Google's AI Manages To Modify Pixelated Pics Into Detailed Images
Google's AI Manages To Modify Pixelated Pics Into Detailed Images

Google takes us to science fiction, as now you can convert a pixelated low-resolution photo in an amazing approximation of reality, yes, that’s what the team at Google Brain has achieved just by combining two neural networks.

Google’s AI Manages To Modify Pixelated Pics Into Detailed Images

Google Brain, Google’s deep learning research project, has developed a system that allows you to create incredibly detailed approximations of tiny pixelated photographs or images. In short, the platform would bring to reality the technology used by the police in many films to expand and enhance the images of security cameras in a couple of clicks.

The new system, which has been christened Pixel Recursive Super Resolution, has the ability to synthesize realistic details in the photos and improve their resolution. A low-resolution image may correspond to multiple high-resolution images, and what the platform does is make an enlargement using the assumptions of a rendering model.
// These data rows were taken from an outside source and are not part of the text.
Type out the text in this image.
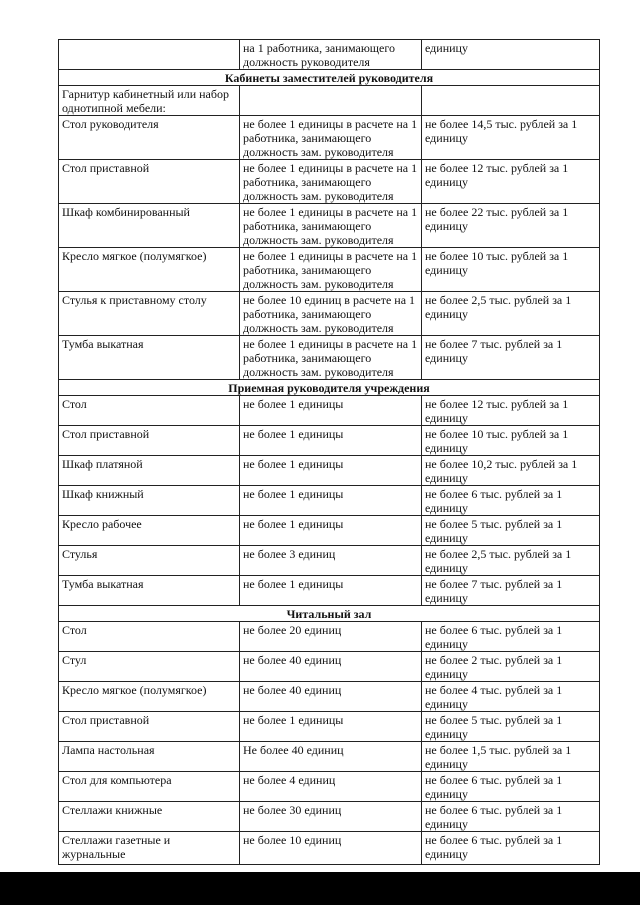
	на 1 работника, занимающего должность руководителя	единицу
Кабинеты заместителей руководителя		
Гарнитур кабинетный или набор однотипной мебели:		
Стол руководителя	не более 1 единицы в расчете на 1 работника, занимающего должность зам. руководителя	не более 14,5 тыс. рублей за 1 единицу
Стол приставной	не более 1 единицы в расчете на 1 работника, занимающего должность зам. руководителя	не более 12 тыс. рублей за 1 единицу
Шкаф комбинированный	не более 1 единицы в расчете на 1 работника, занимающего должность зам. руководителя	не более 22 тыс. рублей за 1 единицу
Кресло мягкое (полумягкое)	не более 1 единицы в расчете на 1 работника, занимающего должность зам. руководителя	не более 10 тыс. рублей за 1 единицу
Стулья к приставному столу	не более 10 единиц в расчете на 1 работника, занимающего должность зам. руководителя	не более 2,5 тыс. рублей за 1 единицу
Тумба выкатная	не более 1 единицы в расчете на 1 работника, занимающего должность зам. руководителя	не более 7 тыс. рублей за 1 единицу
Приемная руководителя учреждения		
Стол	не более 1 единицы	не более 12 тыс. рублей за 1 единицу
Стол приставной	не более 1 единицы	не более 10 тыс. рублей за 1 единицу
Шкаф платяной	не более 1 единицы	не более 10,2 тыс. рублей за 1 единицу
Шкаф книжный	не более 1 единицы	не более 6 тыс. рублей за 1 единицу
Кресло рабочее	не более 1 единицы	не более 5 тыс. рублей за 1 единицу
Стулья	не более 3 единиц	не более 2,5 тыс. рублей за 1 единицу
Тумба выкатная	не более 1 единицы	не более 7 тыс. рублей за 1 единицу
Читальный зал		
Стол	не более 20 единиц	не более 6 тыс. рублей за 1 единицу
Стул	не более 40 единиц	не более 2 тыс. рублей за 1 единицу
Кресло мягкое (полумягкое)	не более 40 единиц	не более 4 тыс. рублей за 1 единицу
Стол приставной	не более 1 единицы	не более 5 тыс. рублей за 1 единицу
Лампа настольная	Не более 40 единиц	не более 1,5 тыс. рублей за 1 единицу
Стол для компьютера	не более 4 единиц	не более 6 тыс. рублей за 1 единицу
Стеллажи книжные	не более 30 единиц	не более 6 тыс. рублей за 1 единицу
Стеллажи газетные и журнальные	не более 10 единиц	не более 6 тыс. рублей за 1 единицу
The software uses artificial intelligence to define the optimal alternative and improvement through two neural convolutional networks.

Its operation is as follows: starting from pixelated images of a size of 8 x 8 px, first the program of Google Brain uses the “conditioning network”, by comparing reference photography with other high resolution, to reduce them to the size of the original and to test if a correspondence occurs.

Second, the “previous neural network” uses a PixelCNN architecture with the aim of adding realistic, high-resolution details to the image. To do this, the system makes assumptions by analyzing a database of photographs of the same type of object. In the tests, to obtain the additional information of faces made use of a file of photos of celebrities, and to carry out the reconstruction of a room studied photographs of others of similar characteristics.

Finally, to create the ultimate super resolution image, the assumptions of the two neural networks merge, resulting in fairly realistic photographs of larger size and quality. Although this is not a real photo, but an approximation obtained through the processing of images, this technology can be very useful in surveillance, in forensic medicine, and in other areas.